Who knew Ernesto Guevara was so attractive as a college kid?

The Motorcycles Diaries is a quite comical recollection of different writings of two travelers and their experiences. The two boys use ingenuity and white lies to get through their trip, doing clever things like getting a newspaper ad to spread the word about their “mission”. While the movie leaves out many details of their trip, it does a good job of marking the places they toured and the dates the travelers were there. Somewhere near the middle of the film Guevara begins transitioning from a medical student to a passionate politician listening to the native peoples problems. The most standout scene that displays this was the women in Peru sharing their stories and a very interesting green snack with him.

Fueled by his love of travel imbedding in him by his upbringing, Che took to the streets. This isn’t his first notable doing though; he was a huge anti-peronist, participating in student rallies against the revolution prior to his motorcycle trip. Eduardo Elena put a huge emphasis on distinguishing him from tourists, because that was important to Che. The article focuses a lot on what Che could have done, what he was maybe doing and what he potentially believed in. The lack of hard facts at times made the credibility decrease slightly. Although he wasn’t home very long after the trip, he had a huge impact on the politics of this place once he became a revolutionist. He, along with John William Cooke, became known for their unique use of guerrilla warfare, specifically traveling through rural areas. According to Drinot though, he has little impact on the rest of Latin America before he was killed. Elena argued that the travels around Latin America did not make him worldlier; they may have actually affected him in a negative way. He even goes as far to say that the reason Guevara ultimately failed as a leader is because of the narrow view of his surroundings he got from traveling during his youth.

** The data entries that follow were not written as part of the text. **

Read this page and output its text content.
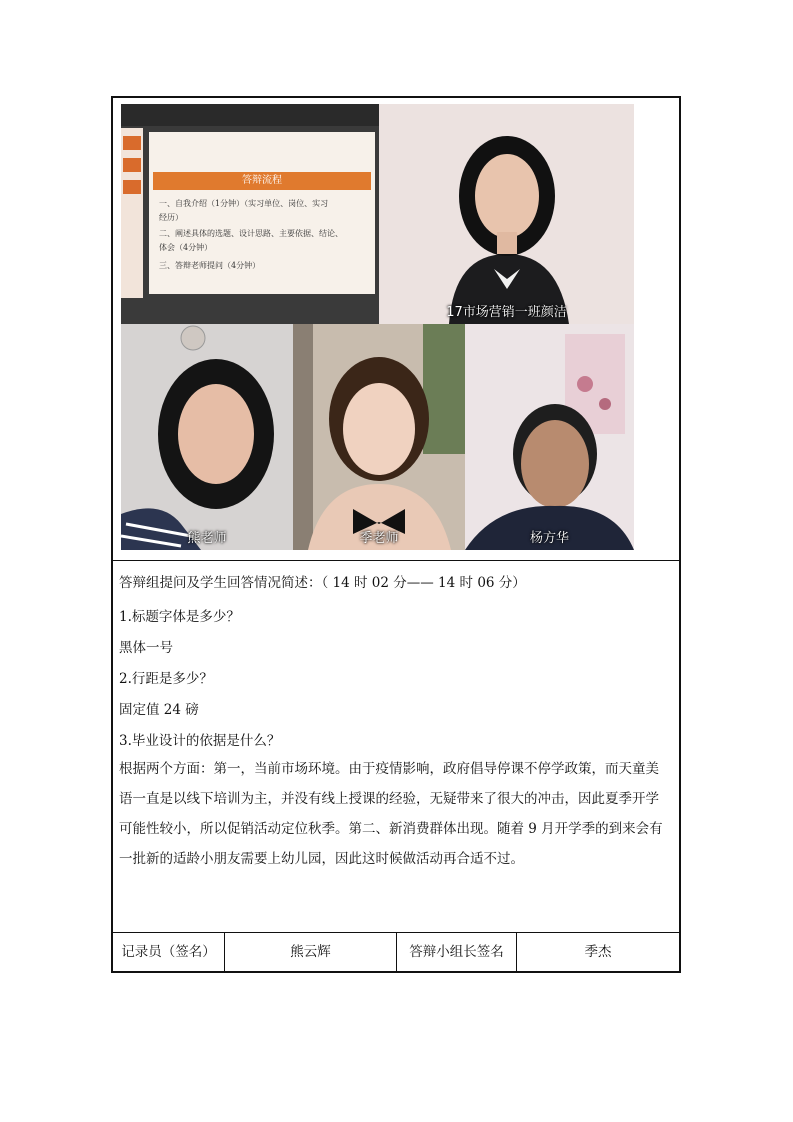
答辩流程
一、自我介绍（1分钟）（实习单位、岗位、实习
经历）
二、阐述具体的选题、设计思路、主要依据、结论、
体会（4分钟）
三、答辩老师提问（4分钟）
17市场营销一班颜洁
熊老师	季老师	杨方华

答辩组提问及学生回答情况简述：（ 14 时 02 分—— 14 时 06 分）

1.标题字体是多少？

黑体一号

2.行距是多少？

固定值 24 磅

3.毕业设计的依据是什么？

根据两个方面：第一，当前市场环境。由于疫情影响，政府倡导停课不停学政策，而天童美
语一直是以线下培训为主，并没有线上授课的经验，无疑带来了很大的冲击，因此夏季开学
可能性较小，所以促销活动定位秋季。第二、新消费群体出现。随着 9 月开学季的到来会有
一批新的适龄小朋友需要上幼儿园，因此这时候做活动再合适不过。
记录员（签名）	熊云辉	答辩小组长签名	季杰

Paulo Drinot’s article provided more insight in the problem they faced, like the trouble with the border police. It also spoke of the surprise Ernesto experienced when he saw the Peru Indians because they were much different than those he presumably read about in books. Their living conditions were much more wretched than he could have imagined according to his letters back home. He also couldn’t relate to the lower class people of the Amazon. This is a stark contrast from the attractive doctor shaking gloveless hands with the Leprosy patients in Lima, seeming to connect with the victims. The author compares him to Christ at this point, because he showed so much empathy.

Ann Zulawski discusses a hypothesis that Guevara‘s demise can be blamed on his lack of attention paid when he first visited Bolivia. Her article does mention the short descriptions of this place, but in the authors opinion these aren’t good enough. This is all followed by a lot of speculation about how things would be different if he had done this or stayed here instead of there, but these are difficult to prove.

In conclusion, Motorcycle Diaries may not have been perfectly accurate, but it does a good job of opening a younger audience to the story of ‘Che’.